Kinsey pieces together Lorna's young life: a dull day job a the local water treatment plant spiced by sidelines in prostitution and pornography. She tangles with Lorna's friends: a local late-night DJ, a sweet funny teenaged hooker, Lorna's sloppy landlord and his exotic wife.
But to find out which one, if any, turned killer, Kinsey will have to inhabit a netherworld from which she may never return.
It's the 1980s and Kinsey Millhone is a private detective in Santa Teresa, CA, in her thirties. She is hired by Janice to investigate the death of her daughter, Lorna. Lorna had been found dead and badly decomposed ten months earlier in her home and the police rules she had died naturally as a result of an allergic reaction. Janice hasn't been coping well with Lorna's death and wants Kinsey to find out the truth.
Lorna was a receptionist at a water treatment plant by day and a successful high class prostitute by night. As Kinsey investigates, she becomes friends with Danielle, a teenage prostitute, who hung out with Lorna. Despite being hired by Lorna's mother, there is a lot of opposition to the investigation by Lorna's father and sisters.

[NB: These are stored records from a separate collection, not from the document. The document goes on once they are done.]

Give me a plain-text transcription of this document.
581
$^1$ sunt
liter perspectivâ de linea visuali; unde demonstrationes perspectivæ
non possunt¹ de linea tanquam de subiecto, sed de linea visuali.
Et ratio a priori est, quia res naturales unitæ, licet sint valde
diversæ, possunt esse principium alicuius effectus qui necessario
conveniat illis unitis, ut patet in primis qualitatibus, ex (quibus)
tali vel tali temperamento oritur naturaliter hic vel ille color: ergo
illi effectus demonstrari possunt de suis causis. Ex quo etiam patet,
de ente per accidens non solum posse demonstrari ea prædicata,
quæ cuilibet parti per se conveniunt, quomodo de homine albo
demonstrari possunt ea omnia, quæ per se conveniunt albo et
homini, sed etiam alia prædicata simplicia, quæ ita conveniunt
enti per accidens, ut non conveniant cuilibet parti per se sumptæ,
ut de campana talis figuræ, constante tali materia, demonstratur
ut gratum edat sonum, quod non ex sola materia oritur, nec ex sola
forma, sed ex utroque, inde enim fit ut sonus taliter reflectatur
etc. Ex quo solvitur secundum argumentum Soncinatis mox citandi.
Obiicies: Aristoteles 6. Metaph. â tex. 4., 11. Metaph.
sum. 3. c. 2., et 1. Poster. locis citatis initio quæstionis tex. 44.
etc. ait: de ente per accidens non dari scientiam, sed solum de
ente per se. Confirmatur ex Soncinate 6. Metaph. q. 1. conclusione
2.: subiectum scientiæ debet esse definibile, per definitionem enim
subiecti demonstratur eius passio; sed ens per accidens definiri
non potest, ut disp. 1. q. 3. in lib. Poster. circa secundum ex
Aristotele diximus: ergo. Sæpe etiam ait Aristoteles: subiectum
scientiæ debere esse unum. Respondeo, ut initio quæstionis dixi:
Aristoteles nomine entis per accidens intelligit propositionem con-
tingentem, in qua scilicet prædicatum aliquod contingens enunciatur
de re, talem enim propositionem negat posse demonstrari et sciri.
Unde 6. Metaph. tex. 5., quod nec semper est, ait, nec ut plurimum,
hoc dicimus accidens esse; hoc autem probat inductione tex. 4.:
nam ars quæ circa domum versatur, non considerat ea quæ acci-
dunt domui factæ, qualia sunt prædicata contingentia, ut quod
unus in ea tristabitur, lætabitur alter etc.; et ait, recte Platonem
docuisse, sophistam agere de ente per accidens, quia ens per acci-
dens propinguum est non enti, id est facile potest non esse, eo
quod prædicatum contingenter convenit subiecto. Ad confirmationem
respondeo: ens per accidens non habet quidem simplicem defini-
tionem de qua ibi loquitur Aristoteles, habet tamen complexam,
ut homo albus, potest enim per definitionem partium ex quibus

I liked this book and found the story was okay. The "whodunnit" is a bit convoluted, though, and there seemed to be a lot of information that could have been tighter or deleted. It's written in first person perspective in Kinsey's voice. As a head's up, there is swearing.
This is the eleventh in the "alphabet series" featuring Kinsey Millhone. Though it is part of a series, it works as a stand alone. I discovered this series in the mid-1990s and have read them all. I started rereading them this year. I read the latest, Y is for Yesterday, in October and with the author's death this week, Y is for Yesterday will be the end of the series.